My Comment to Yvonne:
I grew up with "Like a thief in the night" and still believe it will be like that, but I am no longer scared because I now have a desire to know God and I have assurance that I am saved. The scariest part of growing up in a strict Bible Thumping family and church was thinking I could lose my salvation. That was the crux of my hang ups. For example: If I willfully said G-d Damn would that be the unforgivable sin? And yet even with that fear I just didn't care and tried to work it into every conversation. I wanted to live my life and all this religion was holding me back.

I went to one of the most strict Christian Fundamental University in the US, Bob Jones. I also graduated from Bob Jones Academy. There was a time I woke up from a nap and it seemed like no one was on my dorm floor. I completely panicked that the rapture had taken place and I was left. I was quietly crying while walking down the hall looking for someone, someone else that was left.

What I find so incredibly sad is that there is a whole generation rejecting God's love and grace because of the fear and legalism our parents shoved down our throats. Will the parents and pastors be held responsible for their children's rejection of God? I don't know, but I sure hope that I am able to show God's amazing Grace to my daughter, family, and friends.

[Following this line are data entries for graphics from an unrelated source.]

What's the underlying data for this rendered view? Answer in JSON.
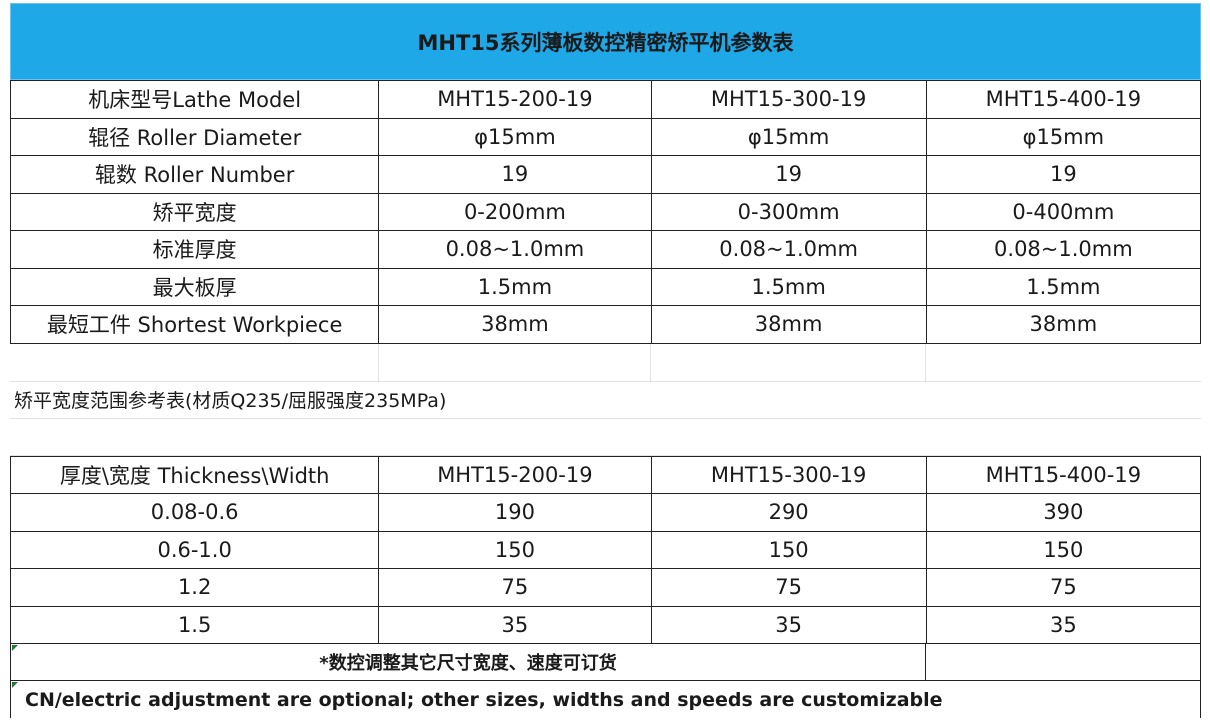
{
  "title": "MHT15系列薄板数控精密矫平机参数表",
  "spec_rows": [
    [
      "机床型号Lathe Model",
      "MHT15-200-19",
      "MHT15-300-19",
      "MHT15-400-19"
    ],
    [
      "辊径 Roller Diameter",
      "φ15mm",
      "φ15mm",
      "φ15mm"
    ],
    [
      "辊数 Roller Number",
      "19",
      "19",
      "19"
    ],
    [
      "矫平宽度",
      "0-200mm",
      "0-300mm",
      "0-400mm"
    ],
    [
      "标准厚度",
      "0.08~1.0mm",
      "0.08~1.0mm",
      "0.08~1.0mm"
    ],
    [
      "最大板厚",
      "1.5mm",
      "1.5mm",
      "1.5mm"
    ],
    [
      "最短工件 Shortest Workpiece",
      "38mm",
      "38mm",
      "38mm"
    ]
  ],
  "reference_note": "矫平宽度范围参考表(材质Q235/屈服强度235MPa)",
  "width_rows": [
    [
      "厚度\\宽度 Thickness\\Width",
      "MHT15-200-19",
      "MHT15-300-19",
      "MHT15-400-19"
    ],
    [
      "0.08-0.6",
      "190",
      "290",
      "390"
    ],
    [
      "0.6-1.0",
      "150",
      "150",
      "150"
    ],
    [
      "1.2",
      "75",
      "75",
      "75"
    ],
    [
      "1.5",
      "35",
      "35",
      "35"
    ]
  ],
  "footer_cn": "*数控调整其它尺寸宽度、速度可订货",
  "footer_en": "CN/electric adjustment are optional; other sizes, widths and speeds are customizable",
  "colors": {
    "header_bg": "#1fa8e8",
    "border": "#222222",
    "cell_marker": "#1e7b34"
  }
}
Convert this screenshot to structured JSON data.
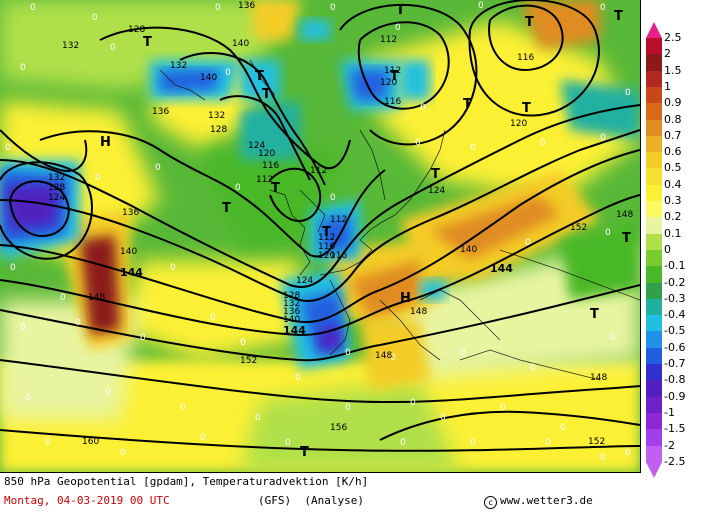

At my lowest point I looked up a Stephen's Ministry in my area. It saved my life, literally, because death felt like the only option. I hope that whatever it is you choose to help you through this rough time it will reveal the love that God has, not His wrath. I wasted a lot of years doing it my way, and believe me, my way had to have been the hardest way.

On a side note of fear and how I still can't shake my legalistic upbringing. Because God had to complete break me by leaving me with nothing but faith, I can't help but think that if I turn away from God again to do my own thing he will use the death my daughter to bring me back to Him. How messed up is that?